Daarbij moet ook nog worden bepaald wie tot statutair directeur wordt benoemd: de management-BV of de directeur-grootaandeelhouder (“DGA”) in persoon. Vanwege een beperking van bestuurdersaansprakelijkheid hoeft de management-BV niet te worden benoemd. Als de management-BV de bestuurder is, dan wordt de aansprakelijkheid van de bestuurder niet beperkt tot de management-BV; de DGA wordt dan geacht persoonlijk aansprakelijk te zijn.
De vraag is nu of de beëindiging van de managementovereenkomst ook tot gevolg heeft dat de vennootschapsrechtelijke relatie tussen de vennootschap en de management-BV eindigt.
Op grond van bestaande rechtspraak moet worden geconcludeerd dat beëindiging van de managementovereenkomst niet met zich meebrengt dat daardoor ook de vennootschapsrechtelijke relatie tussen de vennootschap en de management-BV eindigt. Daarvoor is een apart aandeelhoudersbesluit nodig.

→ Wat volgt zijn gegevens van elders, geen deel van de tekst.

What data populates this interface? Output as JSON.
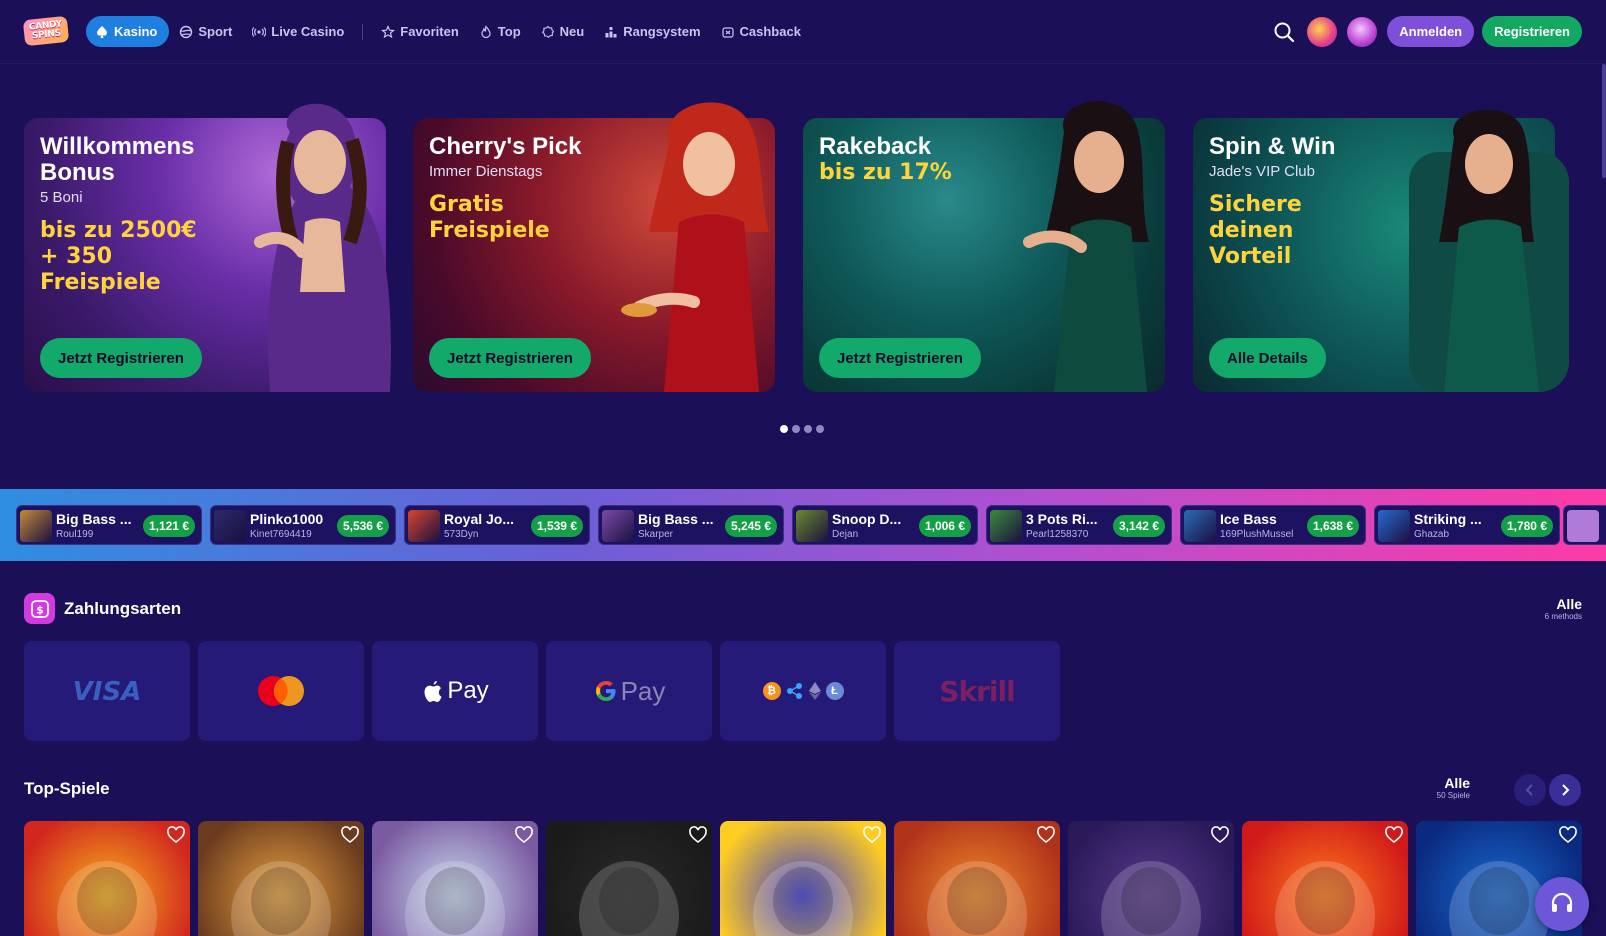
{
  "brand": {
    "logo_line1": "CANDY",
    "logo_line2": "SPINS"
  },
  "nav": {
    "items": [
      {
        "label": "Kasino",
        "icon": "spade-icon",
        "active": true
      },
      {
        "label": "Sport",
        "icon": "ball-icon"
      },
      {
        "label": "Live Casino",
        "icon": "broadcast-icon"
      },
      {
        "label": "Favoriten",
        "icon": "star-icon"
      },
      {
        "label": "Top",
        "icon": "flame-icon"
      },
      {
        "label": "Neu",
        "icon": "new-badge-icon"
      },
      {
        "label": "Rangsystem",
        "icon": "ranking-icon"
      },
      {
        "label": "Cashback",
        "icon": "cashback-icon"
      }
    ]
  },
  "header": {
    "login_label": "Anmelden",
    "register_label": "Registrieren"
  },
  "banners": [
    {
      "title": "Willkommens Bonus",
      "subtitle": "5 Boni",
      "highlight1": "bis zu 2500€",
      "highlight2": "+ 350",
      "highlight3": "Freispiele",
      "button": "Jetzt Registrieren",
      "theme": "purple"
    },
    {
      "title": "Cherry's Pick",
      "subtitle": "Immer Dienstags",
      "highlight1": "Gratis",
      "highlight2": "Freispiele",
      "button": "Jetzt Registrieren",
      "theme": "red"
    },
    {
      "title": "Rakeback",
      "subtitle": "",
      "highlight1": "bis zu 17%",
      "button": "Jetzt Registrieren",
      "theme": "teal"
    },
    {
      "title": "Spin & Win",
      "subtitle": "Jade's VIP Club",
      "highlight1": "Sichere",
      "highlight2": "deinen",
      "highlight3": "Vorteil",
      "button": "Alle Details",
      "theme": "green"
    }
  ],
  "carousel": {
    "pages": 4,
    "active": 0
  },
  "recent_wins": [
    {
      "game": "Big Bass ...",
      "user": "Roul199",
      "amount": "1,121 €",
      "color": "#c58a3a"
    },
    {
      "game": "Plinko1000",
      "user": "Kinet7694419",
      "amount": "5,536 €",
      "color": "#2b2a6a"
    },
    {
      "game": "Royal Jo...",
      "user": "573Dyn",
      "amount": "1,539 €",
      "color": "#d8452c"
    },
    {
      "game": "Big Bass ...",
      "user": "Skarper",
      "amount": "5,245 €",
      "color": "#7d4aa8"
    },
    {
      "game": "Snoop D...",
      "user": "Dejan",
      "amount": "1,006 €",
      "color": "#6b8a2a"
    },
    {
      "game": "3 Pots Ri...",
      "user": "Pearl1258370",
      "amount": "3,142 €",
      "color": "#3d8a3d"
    },
    {
      "game": "Ice Bass",
      "user": "169PlushMussel",
      "amount": "1,638 €",
      "color": "#2b6bb8"
    },
    {
      "game": "Striking ...",
      "user": "Ghazab",
      "amount": "1,780 €",
      "color": "#2a6ad0"
    }
  ],
  "payments": {
    "title": "Zahlungsarten",
    "all_label": "Alle",
    "count_label": "6 methods",
    "methods": [
      {
        "name": "VISA",
        "icon": "visa-logo"
      },
      {
        "name": "Mastercard",
        "icon": "mastercard-logo"
      },
      {
        "name": "Pay",
        "icon": "apple-pay-logo"
      },
      {
        "name": "Pay",
        "icon": "google-pay-logo"
      },
      {
        "name": "Crypto",
        "icon": "crypto-logos"
      },
      {
        "name": "Skrill",
        "icon": "skrill-logo"
      }
    ]
  },
  "top_games": {
    "title": "Top-Spiele",
    "all_label": "Alle",
    "count_label": "50 Spiele",
    "games": [
      {
        "theme": "jester",
        "colors": [
          "#f5b31c",
          "#d2271e"
        ]
      },
      {
        "theme": "cowboy-fisher",
        "colors": [
          "#e7a13f",
          "#6b3b1f"
        ]
      },
      {
        "theme": "pig",
        "colors": [
          "#c8d9f0",
          "#7a5aa0"
        ]
      },
      {
        "theme": "cactus",
        "colors": [
          "#2a2a2a",
          "#1a1a1a"
        ]
      },
      {
        "theme": "lightning",
        "colors": [
          "#3a3ad0",
          "#ffcc22"
        ]
      },
      {
        "theme": "explorer",
        "colors": [
          "#f08a2a",
          "#b0321a"
        ]
      },
      {
        "theme": "geisha",
        "colors": [
          "#5a3a8a",
          "#2a1a5a"
        ]
      },
      {
        "theme": "lucky-seven",
        "colors": [
          "#ff7a1a",
          "#d01a1a"
        ]
      },
      {
        "theme": "portal",
        "colors": [
          "#1a6ad0",
          "#0a2a80"
        ]
      }
    ]
  }
}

Daarnaast heeft het Hof Amsterdam op 12 november 2013 bepaald dat een vennootschapsrechtelijk ontslag (dus een ontslag van de statutair directeur door een aandeelhoudersbesluit van de AVA) niet betekent dat daardoor de managementovereenkomst eindigt. Die moet dan nog ‘gewoon’ worden opgezegd – tenzij de managementovereenkomst een bepaling bevat dat een ontslag door de AVA tevens een beëindiging van de managementovereenkomst betekent.
Wat de beëindiging van de relatie met een statutair directeur betreft is er dus een wezenlijk verschil tussen een arbeidsovereenkomst en een managementovereenkomst.